Roman
Roman

Reputation: 3941

Python postgreSQL sqlalchemy query a DATERANGE column

I have a booking system and I save the booked daterange in a DATERANGE column:

booked_date = Column(DATERANGE(), nullable=False)

I already know that I can access the actual dates with booked_date.lower or booked_date.upper

For example I do this here:

for bdate in room.RoomObject_addresses_UserBooksRoom: 
    unaviable_ranges['ranges'].append([str(bdate.booked_date.lower),\
    str(bdate.booked_date.upper)])

Now I need to filter my bookings by a given daterange. For example I want to see all bookings between 01.01.2018 and 10.01.2018.

Usually its simple, because dates can be compared like this: date <= other date

But if I do it with the DATERANGE:

the_daterange_lower = datetime.strptime(the_daterange[0], '%d.%m.%Y')
the_daterange_upper = datetime.strptime(the_daterange[1], '%d.%m.%Y')

bookings = UserBooks.query.filter(UserBooks.booked_date.lower >= the_daterange_lower,\
UserBooks.booked_date.upper <= the_daterange_upper).all()

I get an error:

AttributeError: Neither 'InstrumentedAttribute' object nor 'Comparator' object associated with UserBooks.booked_date has an attribute 'lower'

EDIT

I found a sheet with useful range operators and it looks like there are better options to do what I want to do, but for this I need somehow to create a range variable, but python cant do this. So I am still confused.

In my database my daterange column entries look like this:

[2018-11-26,2018-11-28)

EDIT

I am trying to use native SQL and not sqlalchemy, but I dont understand how to create a daterange object.

bookings = db_session.execute('SELECT * FROM usersbookrooms WHERE booked_date && [' + str(the_daterange_lower) + ',' + str(the_daterange_upper) + ')')

Upvotes: 4

Views: 4605

Answers (1)

Ilja Everil&#228;
Ilja Everil&#228;

Reputation: 52949

The query

the_daterange_lower = datetime.strptime(the_daterange[0], '%d.%m.%Y')
the_daterange_upper = datetime.strptime(the_daterange[1], '%d.%m.%Y')

bookings = UserBooks.query.\
    filter(UserBooks.booked_date.lower >= the_daterange_lower,
           UserBooks.booked_date.upper <= the_daterange_upper).\
    all()

could be implemented using "range is contained by" operator <@. In order to pass the right operand you have to create an instance of psycopg2.extras.DateRange, which represents a Postgresql daterange value in Python:

the_daterange_lower = datetime.strptime(the_daterange[0], '%d.%m.%Y').date()
the_daterange_upper = datetime.strptime(the_daterange[1], '%d.%m.%Y').date()

the_daterange = DateRange(the_dateranger_lower, the_daterange_upper)

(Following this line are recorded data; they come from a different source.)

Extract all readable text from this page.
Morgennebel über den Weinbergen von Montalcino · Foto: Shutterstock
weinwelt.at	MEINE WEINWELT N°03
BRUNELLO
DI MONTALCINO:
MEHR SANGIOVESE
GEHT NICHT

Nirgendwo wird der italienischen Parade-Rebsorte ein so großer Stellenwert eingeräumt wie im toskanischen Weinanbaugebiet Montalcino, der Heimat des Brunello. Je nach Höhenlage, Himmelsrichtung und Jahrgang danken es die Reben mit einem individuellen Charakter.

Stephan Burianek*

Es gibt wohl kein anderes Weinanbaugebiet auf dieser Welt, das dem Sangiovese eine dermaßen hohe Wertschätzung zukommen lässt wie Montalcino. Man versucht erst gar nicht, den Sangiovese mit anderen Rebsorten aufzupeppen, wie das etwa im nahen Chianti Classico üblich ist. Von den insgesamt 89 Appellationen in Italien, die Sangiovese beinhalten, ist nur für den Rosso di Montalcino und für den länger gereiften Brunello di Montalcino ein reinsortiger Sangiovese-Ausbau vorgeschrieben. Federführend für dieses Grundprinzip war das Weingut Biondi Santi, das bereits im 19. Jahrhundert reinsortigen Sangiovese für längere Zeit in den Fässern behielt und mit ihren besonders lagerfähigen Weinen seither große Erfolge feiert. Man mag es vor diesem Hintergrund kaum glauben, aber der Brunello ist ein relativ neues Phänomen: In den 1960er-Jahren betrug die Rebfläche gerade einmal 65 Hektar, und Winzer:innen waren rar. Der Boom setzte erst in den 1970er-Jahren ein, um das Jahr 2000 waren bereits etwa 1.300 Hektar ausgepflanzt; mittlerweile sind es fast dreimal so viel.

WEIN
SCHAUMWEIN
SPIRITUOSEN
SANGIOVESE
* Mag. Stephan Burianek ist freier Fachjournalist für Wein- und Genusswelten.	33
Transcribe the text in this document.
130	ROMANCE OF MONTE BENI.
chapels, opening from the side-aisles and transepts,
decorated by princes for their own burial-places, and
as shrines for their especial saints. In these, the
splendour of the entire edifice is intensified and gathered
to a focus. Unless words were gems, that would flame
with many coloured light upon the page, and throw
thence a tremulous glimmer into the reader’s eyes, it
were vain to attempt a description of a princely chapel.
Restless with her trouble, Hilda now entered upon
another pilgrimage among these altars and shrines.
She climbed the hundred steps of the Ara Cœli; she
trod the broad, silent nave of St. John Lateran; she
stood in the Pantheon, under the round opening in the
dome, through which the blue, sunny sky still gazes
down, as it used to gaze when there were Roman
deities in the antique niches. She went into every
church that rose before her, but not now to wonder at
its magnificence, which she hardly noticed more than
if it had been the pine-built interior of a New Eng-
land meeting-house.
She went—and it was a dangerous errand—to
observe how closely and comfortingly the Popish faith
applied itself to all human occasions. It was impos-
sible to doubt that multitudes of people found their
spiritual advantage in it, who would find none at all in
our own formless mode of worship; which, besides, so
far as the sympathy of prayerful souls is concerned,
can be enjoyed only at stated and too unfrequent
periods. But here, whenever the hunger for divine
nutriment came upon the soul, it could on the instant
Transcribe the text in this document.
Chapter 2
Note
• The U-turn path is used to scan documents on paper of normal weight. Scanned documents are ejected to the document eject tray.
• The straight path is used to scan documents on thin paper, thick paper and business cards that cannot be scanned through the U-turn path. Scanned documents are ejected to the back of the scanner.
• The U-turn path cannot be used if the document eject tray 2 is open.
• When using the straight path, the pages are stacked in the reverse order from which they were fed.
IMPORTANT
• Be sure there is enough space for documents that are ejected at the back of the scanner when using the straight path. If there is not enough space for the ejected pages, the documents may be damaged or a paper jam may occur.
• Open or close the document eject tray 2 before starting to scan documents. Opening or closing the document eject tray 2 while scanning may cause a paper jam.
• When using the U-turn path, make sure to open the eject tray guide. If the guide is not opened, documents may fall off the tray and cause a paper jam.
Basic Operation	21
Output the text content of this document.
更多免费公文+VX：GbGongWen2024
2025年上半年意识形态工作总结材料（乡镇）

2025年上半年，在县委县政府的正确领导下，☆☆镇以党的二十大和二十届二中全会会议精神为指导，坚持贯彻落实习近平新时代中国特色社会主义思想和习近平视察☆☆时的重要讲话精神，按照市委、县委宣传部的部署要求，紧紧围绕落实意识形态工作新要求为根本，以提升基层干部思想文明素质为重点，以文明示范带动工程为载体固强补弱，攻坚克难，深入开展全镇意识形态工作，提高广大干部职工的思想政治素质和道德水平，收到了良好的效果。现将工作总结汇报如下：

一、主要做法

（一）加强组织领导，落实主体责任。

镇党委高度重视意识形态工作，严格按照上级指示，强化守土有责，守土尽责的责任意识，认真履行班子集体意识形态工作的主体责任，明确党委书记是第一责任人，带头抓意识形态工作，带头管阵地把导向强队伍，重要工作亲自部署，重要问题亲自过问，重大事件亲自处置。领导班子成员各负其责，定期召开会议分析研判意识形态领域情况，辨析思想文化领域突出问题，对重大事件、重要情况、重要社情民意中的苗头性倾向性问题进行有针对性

bookings = UserBooks.query.\
    filter(UserBooks.booked_date.contained_by(the_daterange)).\
    all()

Note that the attributes lower and upper are part of the psycopg2.extras.Range types. The SQLAlchemy range column types do not provide such, as your error states.


If you want to use raw SQL and pass date ranges, you can use the same DateRange objects to pass values as well:

bookings = db_session.execute(
    'SELECT * FROM usersbookrooms WHERE booked_date && %s',
    (DateRange(the_daterange_lower, the_daterange_upper),))

You can also build literals manually, if you want to:

bookings = db_session.execute(
    'SELECT * FROM usersbookrooms WHERE booked_date && %s::daterange',
    (f'[{the_daterange_lower}, {the_daterange_upper})',))

The trick is to build the literal in Python and pass it as a single value – using placeholders, as always. It should avoid any SQL injection possibilities; only thing that can happen is that the literal has invalid syntax for a daterange. Alternatively you can pass the bounds to a range constructor:

bookings = db_session.execute(
    'SELECT * FROM usersbookrooms WHERE booked_date && daterange(%s, %s)',
    (the_daterange_lower, the_daterange_upper))

All in all it is easier to just use the Psycopg2 Range types and let them handle the details.